State St Between Whitehall St and Battery Pl

As you would expect, the very tip of Manhattan can be a bit of a convoluted mess thanks to the 33 different streets all trying to terminate at the same spot. State Street tries to clean up that mess a bit by wrapping around and separating the Ferry Terminal and Battery Park from the street grid. "State" is just one of a number of names this road has; if you follow it up in either direction long enough you get Broadway on the west and Bowery on the east. If you were intent on doing it, you could actually start here at the tip of State Street and follow Broadway all the way up to Sleepy Hollow in Westchester County.

Right in the middle of all this activity are two very different buildings. Against the waterfront is the Staten Island Ferry Terminal. A new building, that I'll admit is pretty inviting, it also holds an entrance to the new South Ferry subway station. Across the street is a much more humble structure known as the James Watson House. Originally the home of Elizabeth Ann Seton – the first American-born saint – it's now a New York City Landmark. Looking absolutely dwarfed amongst the towering skyscrapers it reminds me a bit of The Little House by Virginia Lee Burton. In between both the ferry terminal and the humble hut is what appears to be an utter wasteland of construction. Embarrassingly, I have no clue what they're working on here.

Following the street around the bend, there isn't much of note. Of course there's the always-great Battery Park, which is one of my favorite places to walk around when I'm in this area. Across the way a series of rather anonymous buildings sit in a row.

Making your way up to Battery Place (and the name change to Broadway) the US Custom House takes over the landscape. The beautiful Beaux-Arts building is well-known for its series of statues and architectural embellishments.

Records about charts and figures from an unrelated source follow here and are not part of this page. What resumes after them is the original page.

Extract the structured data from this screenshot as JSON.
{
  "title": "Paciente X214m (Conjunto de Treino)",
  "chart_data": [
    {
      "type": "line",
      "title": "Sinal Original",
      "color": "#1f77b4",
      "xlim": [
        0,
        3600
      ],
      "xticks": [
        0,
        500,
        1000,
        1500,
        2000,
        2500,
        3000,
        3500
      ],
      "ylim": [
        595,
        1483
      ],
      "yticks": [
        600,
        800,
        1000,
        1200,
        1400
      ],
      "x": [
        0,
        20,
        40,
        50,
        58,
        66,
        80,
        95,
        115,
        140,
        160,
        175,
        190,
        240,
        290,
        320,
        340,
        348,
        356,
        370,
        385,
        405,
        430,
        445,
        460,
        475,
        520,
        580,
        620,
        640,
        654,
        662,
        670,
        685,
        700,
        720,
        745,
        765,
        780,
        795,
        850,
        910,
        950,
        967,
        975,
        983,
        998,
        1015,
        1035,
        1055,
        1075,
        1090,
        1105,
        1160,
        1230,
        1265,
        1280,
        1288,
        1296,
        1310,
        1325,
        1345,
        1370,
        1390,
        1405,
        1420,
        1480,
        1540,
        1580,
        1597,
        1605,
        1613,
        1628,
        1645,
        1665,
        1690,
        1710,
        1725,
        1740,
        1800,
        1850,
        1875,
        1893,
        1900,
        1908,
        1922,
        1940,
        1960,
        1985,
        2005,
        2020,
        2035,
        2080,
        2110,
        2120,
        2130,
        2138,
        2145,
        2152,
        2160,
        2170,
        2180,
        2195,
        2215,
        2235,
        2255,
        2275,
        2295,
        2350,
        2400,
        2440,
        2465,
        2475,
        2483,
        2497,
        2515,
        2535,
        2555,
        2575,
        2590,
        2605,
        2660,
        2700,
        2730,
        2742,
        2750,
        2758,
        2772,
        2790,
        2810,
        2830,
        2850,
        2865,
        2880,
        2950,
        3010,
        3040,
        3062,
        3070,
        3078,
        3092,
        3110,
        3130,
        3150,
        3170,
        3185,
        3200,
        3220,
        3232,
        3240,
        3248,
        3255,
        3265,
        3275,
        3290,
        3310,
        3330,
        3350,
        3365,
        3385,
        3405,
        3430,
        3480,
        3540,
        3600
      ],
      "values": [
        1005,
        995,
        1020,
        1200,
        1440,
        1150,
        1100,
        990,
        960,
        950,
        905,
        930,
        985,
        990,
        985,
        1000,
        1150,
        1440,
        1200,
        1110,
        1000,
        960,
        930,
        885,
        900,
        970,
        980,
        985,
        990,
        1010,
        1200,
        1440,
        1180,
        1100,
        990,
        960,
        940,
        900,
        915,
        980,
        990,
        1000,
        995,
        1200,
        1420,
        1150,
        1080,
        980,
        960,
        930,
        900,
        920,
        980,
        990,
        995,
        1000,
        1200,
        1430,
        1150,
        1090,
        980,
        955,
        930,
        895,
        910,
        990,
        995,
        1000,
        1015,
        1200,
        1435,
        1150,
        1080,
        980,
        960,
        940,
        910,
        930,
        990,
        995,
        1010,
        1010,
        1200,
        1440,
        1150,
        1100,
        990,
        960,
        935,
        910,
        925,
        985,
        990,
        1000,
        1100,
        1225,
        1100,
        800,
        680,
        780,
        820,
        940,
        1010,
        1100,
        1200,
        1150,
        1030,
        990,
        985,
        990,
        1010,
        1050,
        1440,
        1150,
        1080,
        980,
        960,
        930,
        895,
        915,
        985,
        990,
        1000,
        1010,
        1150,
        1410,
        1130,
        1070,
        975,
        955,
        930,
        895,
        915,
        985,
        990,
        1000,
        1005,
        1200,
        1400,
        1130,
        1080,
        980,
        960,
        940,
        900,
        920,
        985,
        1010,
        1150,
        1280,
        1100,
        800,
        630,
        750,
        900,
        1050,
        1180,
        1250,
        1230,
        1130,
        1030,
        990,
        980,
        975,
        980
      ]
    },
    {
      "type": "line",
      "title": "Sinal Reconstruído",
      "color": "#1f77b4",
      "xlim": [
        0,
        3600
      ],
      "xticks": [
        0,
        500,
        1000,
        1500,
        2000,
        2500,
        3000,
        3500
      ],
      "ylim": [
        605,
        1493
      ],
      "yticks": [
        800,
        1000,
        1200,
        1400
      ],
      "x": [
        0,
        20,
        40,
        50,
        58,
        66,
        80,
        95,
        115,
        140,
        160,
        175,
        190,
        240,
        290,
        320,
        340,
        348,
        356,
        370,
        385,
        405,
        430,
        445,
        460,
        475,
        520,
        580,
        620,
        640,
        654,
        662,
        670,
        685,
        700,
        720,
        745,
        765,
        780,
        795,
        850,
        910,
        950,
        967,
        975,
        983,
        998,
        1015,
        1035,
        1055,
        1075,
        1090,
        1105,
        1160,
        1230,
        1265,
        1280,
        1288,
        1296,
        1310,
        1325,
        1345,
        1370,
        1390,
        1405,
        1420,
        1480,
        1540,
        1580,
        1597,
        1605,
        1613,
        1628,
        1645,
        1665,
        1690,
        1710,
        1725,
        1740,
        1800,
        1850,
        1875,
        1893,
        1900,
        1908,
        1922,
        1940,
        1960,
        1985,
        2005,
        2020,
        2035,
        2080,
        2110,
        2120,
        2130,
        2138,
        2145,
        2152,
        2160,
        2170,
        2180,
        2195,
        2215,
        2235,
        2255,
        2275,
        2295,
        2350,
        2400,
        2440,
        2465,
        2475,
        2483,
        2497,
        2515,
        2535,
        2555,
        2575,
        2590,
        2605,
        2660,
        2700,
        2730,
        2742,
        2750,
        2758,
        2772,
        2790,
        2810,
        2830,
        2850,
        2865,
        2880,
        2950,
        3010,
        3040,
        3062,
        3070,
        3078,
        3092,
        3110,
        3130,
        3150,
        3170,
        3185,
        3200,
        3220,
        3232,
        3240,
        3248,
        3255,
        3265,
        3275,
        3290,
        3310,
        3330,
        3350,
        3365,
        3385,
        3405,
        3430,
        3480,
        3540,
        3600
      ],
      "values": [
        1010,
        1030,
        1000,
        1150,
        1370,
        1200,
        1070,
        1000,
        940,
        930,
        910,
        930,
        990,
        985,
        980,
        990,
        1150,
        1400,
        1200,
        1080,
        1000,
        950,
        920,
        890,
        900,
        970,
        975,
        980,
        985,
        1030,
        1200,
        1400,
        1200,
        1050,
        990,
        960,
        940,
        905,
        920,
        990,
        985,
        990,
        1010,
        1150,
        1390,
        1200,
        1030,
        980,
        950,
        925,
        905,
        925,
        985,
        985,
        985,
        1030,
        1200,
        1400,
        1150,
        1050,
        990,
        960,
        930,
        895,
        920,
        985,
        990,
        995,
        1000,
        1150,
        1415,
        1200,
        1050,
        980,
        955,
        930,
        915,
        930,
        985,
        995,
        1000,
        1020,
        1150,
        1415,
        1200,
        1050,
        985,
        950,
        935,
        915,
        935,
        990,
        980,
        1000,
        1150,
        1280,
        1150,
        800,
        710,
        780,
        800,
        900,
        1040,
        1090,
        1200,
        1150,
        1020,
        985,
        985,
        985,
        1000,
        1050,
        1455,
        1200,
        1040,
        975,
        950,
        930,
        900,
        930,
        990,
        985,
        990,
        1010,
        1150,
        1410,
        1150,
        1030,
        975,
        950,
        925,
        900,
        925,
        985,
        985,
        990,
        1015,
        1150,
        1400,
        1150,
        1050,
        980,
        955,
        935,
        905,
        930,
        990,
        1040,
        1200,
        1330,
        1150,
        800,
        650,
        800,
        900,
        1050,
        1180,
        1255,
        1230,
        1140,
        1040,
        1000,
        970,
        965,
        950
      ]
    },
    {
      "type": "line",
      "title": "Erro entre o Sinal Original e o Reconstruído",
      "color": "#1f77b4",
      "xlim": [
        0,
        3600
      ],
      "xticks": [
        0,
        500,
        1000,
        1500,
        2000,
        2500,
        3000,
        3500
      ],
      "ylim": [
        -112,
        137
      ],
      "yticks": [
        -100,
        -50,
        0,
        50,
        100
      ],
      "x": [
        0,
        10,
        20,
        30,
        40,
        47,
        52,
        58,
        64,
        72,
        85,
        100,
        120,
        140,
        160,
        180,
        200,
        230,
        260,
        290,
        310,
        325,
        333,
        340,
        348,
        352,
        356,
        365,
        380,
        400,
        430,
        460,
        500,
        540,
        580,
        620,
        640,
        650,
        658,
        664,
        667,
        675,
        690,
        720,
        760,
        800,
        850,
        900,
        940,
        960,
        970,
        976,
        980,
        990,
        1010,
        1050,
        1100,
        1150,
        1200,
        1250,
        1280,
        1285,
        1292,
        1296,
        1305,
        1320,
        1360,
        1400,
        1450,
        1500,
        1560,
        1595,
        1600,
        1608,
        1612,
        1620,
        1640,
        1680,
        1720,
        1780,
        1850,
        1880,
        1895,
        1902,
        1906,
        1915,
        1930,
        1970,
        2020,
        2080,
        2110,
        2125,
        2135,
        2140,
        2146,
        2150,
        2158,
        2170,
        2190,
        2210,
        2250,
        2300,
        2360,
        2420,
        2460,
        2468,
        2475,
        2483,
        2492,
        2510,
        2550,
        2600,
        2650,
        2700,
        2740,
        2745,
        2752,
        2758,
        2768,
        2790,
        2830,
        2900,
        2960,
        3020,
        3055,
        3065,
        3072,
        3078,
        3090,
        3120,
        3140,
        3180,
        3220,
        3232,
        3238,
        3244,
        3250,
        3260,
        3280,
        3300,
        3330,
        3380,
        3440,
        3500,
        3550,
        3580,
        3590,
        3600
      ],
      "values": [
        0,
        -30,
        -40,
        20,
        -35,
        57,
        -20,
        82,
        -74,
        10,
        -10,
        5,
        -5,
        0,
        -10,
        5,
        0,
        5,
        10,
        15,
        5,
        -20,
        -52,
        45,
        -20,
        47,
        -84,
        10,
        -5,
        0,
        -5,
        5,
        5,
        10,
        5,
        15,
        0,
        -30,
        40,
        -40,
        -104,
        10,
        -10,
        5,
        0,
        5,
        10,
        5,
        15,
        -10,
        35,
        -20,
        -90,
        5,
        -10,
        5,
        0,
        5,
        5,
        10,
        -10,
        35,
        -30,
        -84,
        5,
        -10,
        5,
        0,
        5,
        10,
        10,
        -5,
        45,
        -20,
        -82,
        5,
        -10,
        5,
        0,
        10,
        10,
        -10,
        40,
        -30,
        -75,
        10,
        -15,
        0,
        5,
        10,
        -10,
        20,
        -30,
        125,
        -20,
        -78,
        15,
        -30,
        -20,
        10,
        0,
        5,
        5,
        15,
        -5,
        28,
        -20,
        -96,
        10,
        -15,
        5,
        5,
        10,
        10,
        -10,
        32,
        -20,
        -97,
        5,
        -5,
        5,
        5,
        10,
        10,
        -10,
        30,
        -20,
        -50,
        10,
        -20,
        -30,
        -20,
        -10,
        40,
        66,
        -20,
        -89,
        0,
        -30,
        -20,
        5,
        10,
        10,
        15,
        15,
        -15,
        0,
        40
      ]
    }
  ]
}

Finished in 1907, the Custom House is actually one of only a few Government buildings constructed under the Tarsney Act which allowed private architects to design federal buildings. The act was repealed in 1913. One of the statues that line the front entrance can be seen on the cover of New York Changing, a book I've mentioned here before. Across from the Custom House a much smaller, but equally beautiful Bowling Green subway shelter sits all alone.